Deadline to apply: 29 January 2025 at 5pm (GMT).
Feel free to have a look at our research interests and members section to choose potential supervisor(s). Informal enquiries from interested candidates can be sent to Andrea Brini.
UKRI Studentship in Algebraic Geometry
The UKRI studentship will be under the supervision of Evgeny Shinder for PhD work on the UKRI Horizion Europe guarantee project Motivic invariants and birational geometry of simple normal crossing degenerations. Please contact Evgeny Shinder for any questions.
Deadline: flexible. Applications will be reviewed on a rolling basis.
How to apply
Please use the University online system to submit your application, and see general guidance on how to apply.
The application form is in two parts. Part one needs to be filled out with your personal details.
Part two contains your choice of course applications as well as supporting documents. For this part, please refer to the following instructions and required documents specific to our group.
Under "Course details":
Select "Standard PhD", "Full time", "School of Mathematical and Physical Sciences" in the first three fields.
Indicate "Algebraic Geometry and Mathematical Physics" as your research topic of choice.
Tick "yes" by the field "Do you know how you want to fund your studies?", and then from the drop-down menu choose "Scholarship or studentship"
Choose "I am thinking about funding my studies this way" from the last drop down menu.
Under "References": upload two reference letters, or contact details of two referees who can provide you with a reference.
Under "Supporting statement": refer to the guidance notes on the webpage for what to include.
Under "Research Course Supporting Documents": we require you to upload a CV in this section. If available, please also upload your transcripts and your Master thesis work.
PhD Life In The Algebraic Geometry and Mathematical Physics Group
There is a growing number of PhD students working on a variety of areas in the Algebraic Geometry and Mathematical Physics Group. In the department there are many other PhD students to talk to working in Algebraic Topology, Number Theory, General Relativity, Quantum Field Theory, Category Theory and Differential Geometry.
The Sheffield department is quite an active one. Each week there is ample opportunity to attend a variety of seminars run by various research groups. The algebraic geometry and mathematical physics postgraduates themselves organise a weekly reading group where they work through a set of lecture notes on a particular topic.

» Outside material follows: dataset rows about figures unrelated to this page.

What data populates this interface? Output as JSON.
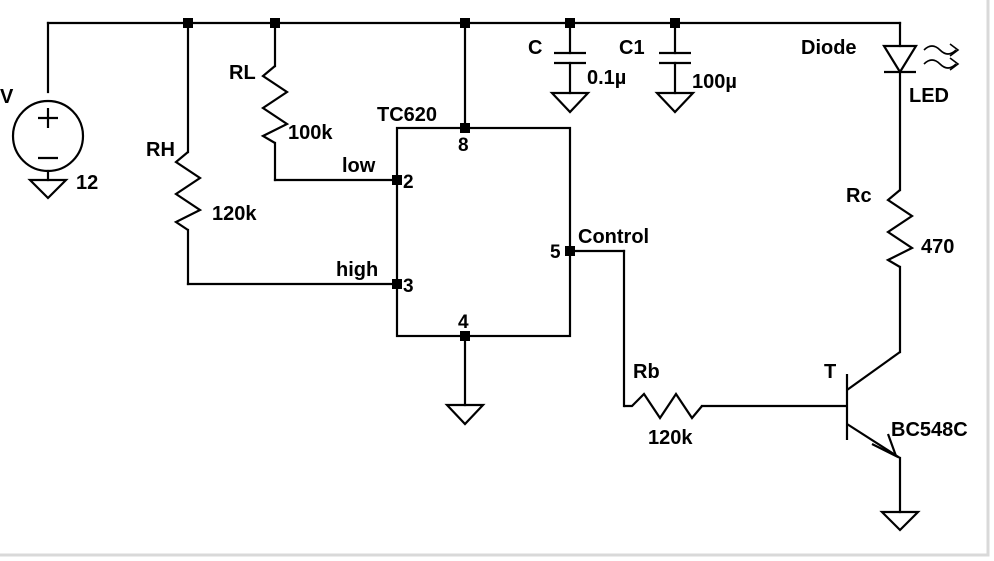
{
  "source": {
    "name": "V",
    "value": "12"
  },
  "rh": {
    "name": "RH",
    "value": "120k"
  },
  "rl": {
    "name": "RL",
    "value": "100k"
  },
  "ic": {
    "name": "TC620",
    "pins": {
      "p8": "8",
      "p2": "2",
      "p3": "3",
      "p5": "5",
      "p4": "4"
    },
    "net_labels": {
      "low": "low",
      "high": "high",
      "control": "Control"
    }
  },
  "c": {
    "name": "C",
    "value": "0.1µ"
  },
  "c1": {
    "name": "C1",
    "value": "100µ"
  },
  "diode": {
    "name": "Diode",
    "value": "LED"
  },
  "rc": {
    "name": "Rc",
    "value": "470"
  },
  "rb": {
    "name": "Rb",
    "value": "120k"
  },
  "transistor": {
    "name": "T",
    "value": "BC548C"
  }
}
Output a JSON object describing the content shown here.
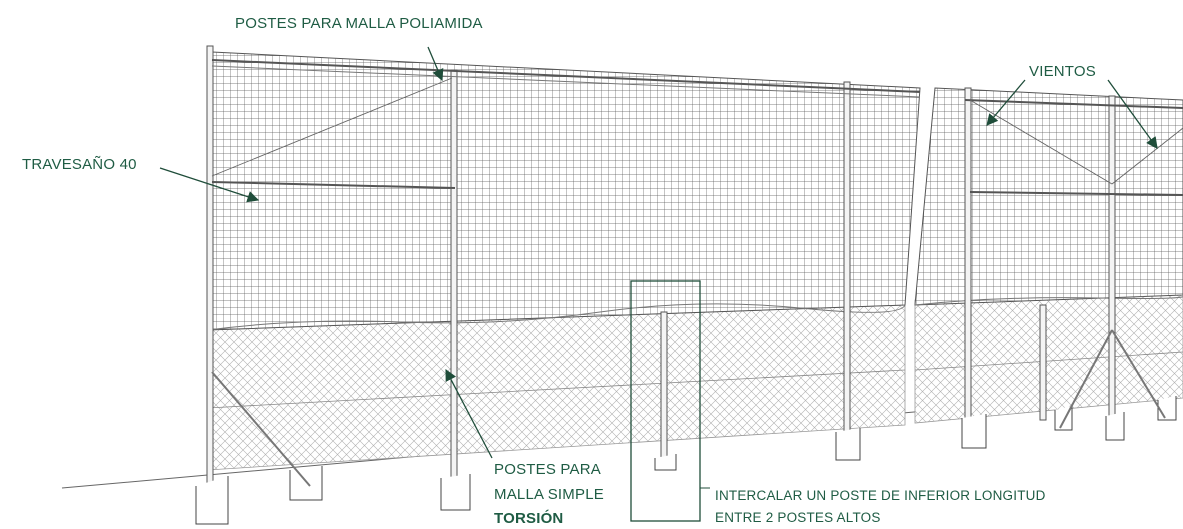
{
  "labels": {
    "postes_poliamida": "POSTES PARA MALLA POLIAMIDA",
    "vientos": "VIENTOS",
    "travesano": "TRAVESAÑO 40",
    "postes_simple_1": "POSTES PARA",
    "postes_simple_2": "MALLA SIMPLE",
    "postes_simple_3": "TORSIÓN",
    "intercalar_1": "INTERCALAR UN POSTE DE INFERIOR LONGITUD",
    "intercalar_2": "ENTRE 2 POSTES ALTOS"
  },
  "colors": {
    "accent": "#1f5c44",
    "line": "#555555",
    "mesh": "#666666",
    "chainlink": "#9a9a9a"
  }
}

In 2024-25 we are running a learning seminar on the minimal model programme.
Past topics included:
singularity theory
motivic integration
intersection theory
algebraic stacks
toric varieties
algebraic surfaces
Donaldson-Thomas theory
K3 surfaces
parts of Ravi Vakil’s Foundations of Algebraic Geometry
Robin Hartshorne’s notes on Deformation Theory
various topics from Mirror Symmetry
More broadly, there are several postgraduate reading groups in areas other than algebraic geometry and mathematical physics. To name a few, there have been study groups on Topological K-Theory, V.I. Arnold’s book Mathematical Methods of Classical Mechanics, Applied Topology and Galois Representations.